L'effet de dilatation de l'eau en fonction de la température n'est certainement pas la seule cause de l'évolution saisonnière du niveau moyen de la Méditerranée [Larnicol et al., 1995] mais son influence semble être prépondérante. Une analyse plus approfondie de ces variations saisonnières, notamment par la comparaison à des courbes de température de la mer en Méditerranée, sera menée dans le futur en collaboration avec les océanographes.

Le signal saisonnier peut aussi être représenté sous forme de cartes (Figure 3). Ceci permet de mettre en évidence des différences localisées par rapport au comportement global du signal saisonnier présenté en Figure 1. Ces cartes sont issues des différences entre la surface moyenne annuelle (dec. 92 - dec. 95) et les surfaces moyennes saisonniéres. Une animation de ces variations saisonnières est aussi disponible.

L'analyse des mesures altimétriques de TOPEX/Poseidon sur 5 ans (Septembre 1992 à Octobre 1997, cycles 1 à 186) a permis de réaliser l'animation suivante : Il s'agit de l'évolution du niveau de la mer en zone méditerranéenne cycle par cycle (10 jours). On notera les pics particulièrement importants durant l'automne et le début de l'hiver 1995 et 1996 (voir aussi Figure 1).

Cliquez sur l'image ci-dessous pour l'animation en GIF animé.

Cliquez ici pour l'animation de la figure ci-dessus au format Quick Time movie (~8 Mb).

Figure 1.  Variations saisonnières du niveau moyen en Méditerranée entre décembre 1992 et octobre 1997 (en haut). Dérive du niveau moyen sur la même période après élimination des cycles annuel et semi-annuel (en bas). Travaux en collaboration avec le GRGS/Toulouse (A. Cazenave).

Figure 2. Cartographie des dérives du niveau moyen.

Figure 3. Variations saisonnières du niveau "moyen" de la Méditerranée. Cliquez sur l'image ci-dessus pour l'animation (GIF animé).

Références :

Larnicol, G., P.Y. Le Traon, N. Ayoub and P. De Mey, Mean Sea Level and Variable Surface Circulation of the Mediterranean Sea from Two Years of TOPEX/Poseidon Altimetry, J. Geophys. Res. (Oceans), Vol. 100, C12, 25163-25177, 1995.

Autres publications concernant l'Equipe Mécanique Céleste : voir Publications (Altimétrie)

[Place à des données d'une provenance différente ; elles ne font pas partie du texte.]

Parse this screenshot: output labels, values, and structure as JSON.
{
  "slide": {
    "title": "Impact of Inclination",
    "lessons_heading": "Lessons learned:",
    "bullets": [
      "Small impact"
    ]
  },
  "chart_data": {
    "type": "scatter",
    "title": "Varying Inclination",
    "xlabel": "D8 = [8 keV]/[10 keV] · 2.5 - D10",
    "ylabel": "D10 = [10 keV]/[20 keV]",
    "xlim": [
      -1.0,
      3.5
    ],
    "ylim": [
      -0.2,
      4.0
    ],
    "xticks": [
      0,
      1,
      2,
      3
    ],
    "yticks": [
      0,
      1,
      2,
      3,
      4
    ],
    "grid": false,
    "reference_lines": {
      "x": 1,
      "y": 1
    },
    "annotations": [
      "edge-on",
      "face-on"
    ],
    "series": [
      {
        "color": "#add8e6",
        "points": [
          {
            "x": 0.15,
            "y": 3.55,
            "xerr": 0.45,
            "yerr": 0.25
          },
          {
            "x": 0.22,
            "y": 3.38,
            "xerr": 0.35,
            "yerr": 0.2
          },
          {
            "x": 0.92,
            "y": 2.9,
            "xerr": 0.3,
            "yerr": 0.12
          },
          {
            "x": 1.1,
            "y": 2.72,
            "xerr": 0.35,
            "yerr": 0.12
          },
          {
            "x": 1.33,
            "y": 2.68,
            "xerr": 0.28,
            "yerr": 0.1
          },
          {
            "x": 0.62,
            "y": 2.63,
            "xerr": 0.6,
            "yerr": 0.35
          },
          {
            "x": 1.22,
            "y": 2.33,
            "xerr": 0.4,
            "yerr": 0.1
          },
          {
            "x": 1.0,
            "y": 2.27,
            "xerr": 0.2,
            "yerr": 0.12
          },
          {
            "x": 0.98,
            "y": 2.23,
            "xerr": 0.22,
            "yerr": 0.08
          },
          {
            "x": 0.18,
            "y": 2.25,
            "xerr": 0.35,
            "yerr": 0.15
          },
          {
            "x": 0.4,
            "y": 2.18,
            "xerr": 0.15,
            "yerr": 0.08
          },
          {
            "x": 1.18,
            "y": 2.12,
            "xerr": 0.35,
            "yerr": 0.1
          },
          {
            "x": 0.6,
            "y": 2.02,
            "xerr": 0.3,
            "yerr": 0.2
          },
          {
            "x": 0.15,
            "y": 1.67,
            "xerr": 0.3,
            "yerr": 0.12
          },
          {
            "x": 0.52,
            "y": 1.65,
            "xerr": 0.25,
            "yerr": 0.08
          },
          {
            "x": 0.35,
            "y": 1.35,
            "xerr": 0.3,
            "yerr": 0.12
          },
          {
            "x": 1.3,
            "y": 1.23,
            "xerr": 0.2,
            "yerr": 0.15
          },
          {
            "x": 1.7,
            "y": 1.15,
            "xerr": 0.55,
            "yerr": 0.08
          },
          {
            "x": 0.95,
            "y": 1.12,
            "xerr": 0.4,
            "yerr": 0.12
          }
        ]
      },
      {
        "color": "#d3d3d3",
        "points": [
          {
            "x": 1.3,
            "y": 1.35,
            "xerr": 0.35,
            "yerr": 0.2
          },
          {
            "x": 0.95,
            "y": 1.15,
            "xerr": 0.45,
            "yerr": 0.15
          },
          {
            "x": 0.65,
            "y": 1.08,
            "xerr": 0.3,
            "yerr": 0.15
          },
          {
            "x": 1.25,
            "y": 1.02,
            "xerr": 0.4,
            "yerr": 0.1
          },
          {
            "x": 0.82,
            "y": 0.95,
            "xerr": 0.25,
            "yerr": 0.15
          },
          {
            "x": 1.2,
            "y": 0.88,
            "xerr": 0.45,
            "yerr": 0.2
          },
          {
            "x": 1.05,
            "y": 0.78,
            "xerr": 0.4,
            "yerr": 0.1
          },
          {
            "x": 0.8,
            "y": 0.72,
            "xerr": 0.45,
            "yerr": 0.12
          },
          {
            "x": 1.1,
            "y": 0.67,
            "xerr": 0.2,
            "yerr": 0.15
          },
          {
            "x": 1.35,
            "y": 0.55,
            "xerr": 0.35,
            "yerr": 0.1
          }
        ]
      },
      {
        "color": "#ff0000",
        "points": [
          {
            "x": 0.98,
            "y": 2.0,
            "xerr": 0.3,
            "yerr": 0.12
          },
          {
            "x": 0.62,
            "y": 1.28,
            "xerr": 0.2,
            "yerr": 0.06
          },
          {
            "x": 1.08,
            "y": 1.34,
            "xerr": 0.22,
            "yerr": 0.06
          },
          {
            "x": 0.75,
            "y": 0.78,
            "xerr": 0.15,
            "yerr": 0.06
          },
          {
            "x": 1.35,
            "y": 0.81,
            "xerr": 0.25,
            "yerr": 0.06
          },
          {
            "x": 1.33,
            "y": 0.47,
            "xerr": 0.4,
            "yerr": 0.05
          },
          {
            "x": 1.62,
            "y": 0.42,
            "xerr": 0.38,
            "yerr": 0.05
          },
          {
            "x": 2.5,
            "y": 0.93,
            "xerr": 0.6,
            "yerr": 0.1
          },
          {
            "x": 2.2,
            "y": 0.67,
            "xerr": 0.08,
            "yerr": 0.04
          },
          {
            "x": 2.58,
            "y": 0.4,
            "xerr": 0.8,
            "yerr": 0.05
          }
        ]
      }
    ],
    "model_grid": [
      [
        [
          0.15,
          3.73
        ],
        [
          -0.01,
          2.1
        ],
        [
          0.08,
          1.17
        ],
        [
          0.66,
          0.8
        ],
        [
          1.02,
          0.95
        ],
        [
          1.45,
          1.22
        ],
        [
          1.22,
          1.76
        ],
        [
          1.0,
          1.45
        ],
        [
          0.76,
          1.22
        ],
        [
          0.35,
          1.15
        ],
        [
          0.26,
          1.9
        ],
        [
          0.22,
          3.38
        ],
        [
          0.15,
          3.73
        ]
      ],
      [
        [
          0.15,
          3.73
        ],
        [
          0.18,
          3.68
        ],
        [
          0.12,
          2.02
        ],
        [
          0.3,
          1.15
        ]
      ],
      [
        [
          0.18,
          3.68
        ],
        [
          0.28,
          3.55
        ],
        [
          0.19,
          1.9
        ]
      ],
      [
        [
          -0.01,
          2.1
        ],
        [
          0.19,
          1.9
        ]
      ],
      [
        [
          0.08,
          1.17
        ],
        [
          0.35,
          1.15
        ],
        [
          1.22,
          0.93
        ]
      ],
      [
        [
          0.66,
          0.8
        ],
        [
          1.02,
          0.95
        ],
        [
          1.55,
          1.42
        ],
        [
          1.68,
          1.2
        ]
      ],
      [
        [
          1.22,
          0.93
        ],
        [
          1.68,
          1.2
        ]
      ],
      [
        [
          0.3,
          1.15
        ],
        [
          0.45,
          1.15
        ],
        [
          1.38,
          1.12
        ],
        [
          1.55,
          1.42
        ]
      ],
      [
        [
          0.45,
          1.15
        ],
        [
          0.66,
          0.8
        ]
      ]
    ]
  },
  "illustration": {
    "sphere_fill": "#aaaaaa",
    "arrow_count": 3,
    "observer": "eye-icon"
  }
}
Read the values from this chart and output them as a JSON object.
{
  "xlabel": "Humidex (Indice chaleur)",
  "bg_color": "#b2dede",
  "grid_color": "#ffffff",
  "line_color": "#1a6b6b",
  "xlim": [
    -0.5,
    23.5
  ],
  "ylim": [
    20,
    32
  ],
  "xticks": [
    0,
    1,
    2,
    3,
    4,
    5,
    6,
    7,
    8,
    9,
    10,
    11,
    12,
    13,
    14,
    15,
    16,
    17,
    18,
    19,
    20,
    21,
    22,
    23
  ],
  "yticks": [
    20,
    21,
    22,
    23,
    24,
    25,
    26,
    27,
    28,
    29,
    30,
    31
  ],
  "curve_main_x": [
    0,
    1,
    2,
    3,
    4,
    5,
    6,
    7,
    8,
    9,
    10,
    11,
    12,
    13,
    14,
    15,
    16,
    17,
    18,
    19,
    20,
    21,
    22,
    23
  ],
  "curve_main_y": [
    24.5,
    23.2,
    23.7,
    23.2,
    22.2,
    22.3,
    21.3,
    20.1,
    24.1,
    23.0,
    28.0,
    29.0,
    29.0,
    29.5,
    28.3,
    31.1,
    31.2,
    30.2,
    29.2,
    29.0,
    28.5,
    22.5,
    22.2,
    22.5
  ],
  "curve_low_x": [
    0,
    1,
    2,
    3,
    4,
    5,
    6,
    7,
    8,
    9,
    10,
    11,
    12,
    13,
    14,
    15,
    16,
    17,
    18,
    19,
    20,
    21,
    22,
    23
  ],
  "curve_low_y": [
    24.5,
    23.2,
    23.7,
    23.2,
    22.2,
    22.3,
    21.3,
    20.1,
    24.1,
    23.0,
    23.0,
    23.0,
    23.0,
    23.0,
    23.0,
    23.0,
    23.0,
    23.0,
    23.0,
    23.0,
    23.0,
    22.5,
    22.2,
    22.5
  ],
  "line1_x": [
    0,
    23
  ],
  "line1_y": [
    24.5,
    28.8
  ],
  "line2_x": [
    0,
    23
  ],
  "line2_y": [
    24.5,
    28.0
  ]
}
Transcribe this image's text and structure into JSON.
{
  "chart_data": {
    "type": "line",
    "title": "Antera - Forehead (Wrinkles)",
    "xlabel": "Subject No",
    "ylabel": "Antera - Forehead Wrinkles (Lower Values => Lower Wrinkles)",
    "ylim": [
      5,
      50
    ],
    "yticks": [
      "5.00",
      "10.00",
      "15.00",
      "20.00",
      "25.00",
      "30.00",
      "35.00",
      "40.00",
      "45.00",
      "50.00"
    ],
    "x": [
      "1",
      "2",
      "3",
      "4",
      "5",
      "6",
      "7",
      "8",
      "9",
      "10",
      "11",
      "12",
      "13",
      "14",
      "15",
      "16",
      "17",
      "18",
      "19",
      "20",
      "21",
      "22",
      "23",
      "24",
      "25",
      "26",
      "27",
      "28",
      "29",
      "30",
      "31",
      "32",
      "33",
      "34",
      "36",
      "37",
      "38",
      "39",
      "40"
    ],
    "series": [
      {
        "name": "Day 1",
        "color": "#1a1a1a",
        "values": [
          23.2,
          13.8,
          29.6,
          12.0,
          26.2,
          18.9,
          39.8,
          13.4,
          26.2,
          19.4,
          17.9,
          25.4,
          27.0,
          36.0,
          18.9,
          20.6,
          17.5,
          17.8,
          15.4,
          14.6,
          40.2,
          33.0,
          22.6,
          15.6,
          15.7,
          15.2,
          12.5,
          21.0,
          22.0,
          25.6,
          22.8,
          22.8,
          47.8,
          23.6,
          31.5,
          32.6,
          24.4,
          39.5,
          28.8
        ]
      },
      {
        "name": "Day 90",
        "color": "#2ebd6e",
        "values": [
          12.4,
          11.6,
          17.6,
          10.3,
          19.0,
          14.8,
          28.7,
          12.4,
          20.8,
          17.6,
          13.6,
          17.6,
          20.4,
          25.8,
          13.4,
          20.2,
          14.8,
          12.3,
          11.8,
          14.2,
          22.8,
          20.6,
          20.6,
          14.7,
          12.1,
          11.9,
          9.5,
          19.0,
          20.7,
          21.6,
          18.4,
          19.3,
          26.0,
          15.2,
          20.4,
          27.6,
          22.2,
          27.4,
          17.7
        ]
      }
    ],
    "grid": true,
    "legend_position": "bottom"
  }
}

Mise en évidence de la variabilité localisée

La  Figure 4 permet de mettre en évidence les zones de variabilité de la surface méditerranéenne liées à des phénomènes océanographiques et de donner un ordre de grandeur sur l'amplitude des variations des hauteurs de mer "instantanées". Il reste bien sûr que la variabilité détectée dans certaines zones peut aussi provenir de défaillances du modèle de marée utilisé ou de problème liés à la mesure altimétrique (décrochage de l'altimètre), notamment dans les zones de faible dimension comme le Golfe de Gabès (Tunisie). Il est tout de même intéressant de remarquer que la majeure partie de ces zones correspondent effectivement à des phénomènes dont l'existence est connue ou tout au moins supposée :

- influence des échanges entre la Méditerranée et l'océan atlantique en mer d'Alboran,

- courants à proximité des côtes algériennes,

- courant en mer de Ligure (entre la Corse et la France),

- influence du Nil,

- tourbillon de Ierapetra (sud-est de la Crête),

- échanges entre la mer noire et la Méditerranée.

Cette mise en évidence, plus qualitative que quantitative, devra donc se poursuivre par une analyse approfondie en collaboration avec des océanographes, notamment par la comparaison des phénomènes observés avec les modèles d'hydrodynamique.

Figure 4. Carte représentant les zones de variabilitée localisée de la surface méditerranéenne. Cette carte a été obtenue à partir des écarts types des hauteurs de mer "instantannées" corrigées du gradient de la surface moyenne le long des profils (Sept. 1992 à Septembre 1993).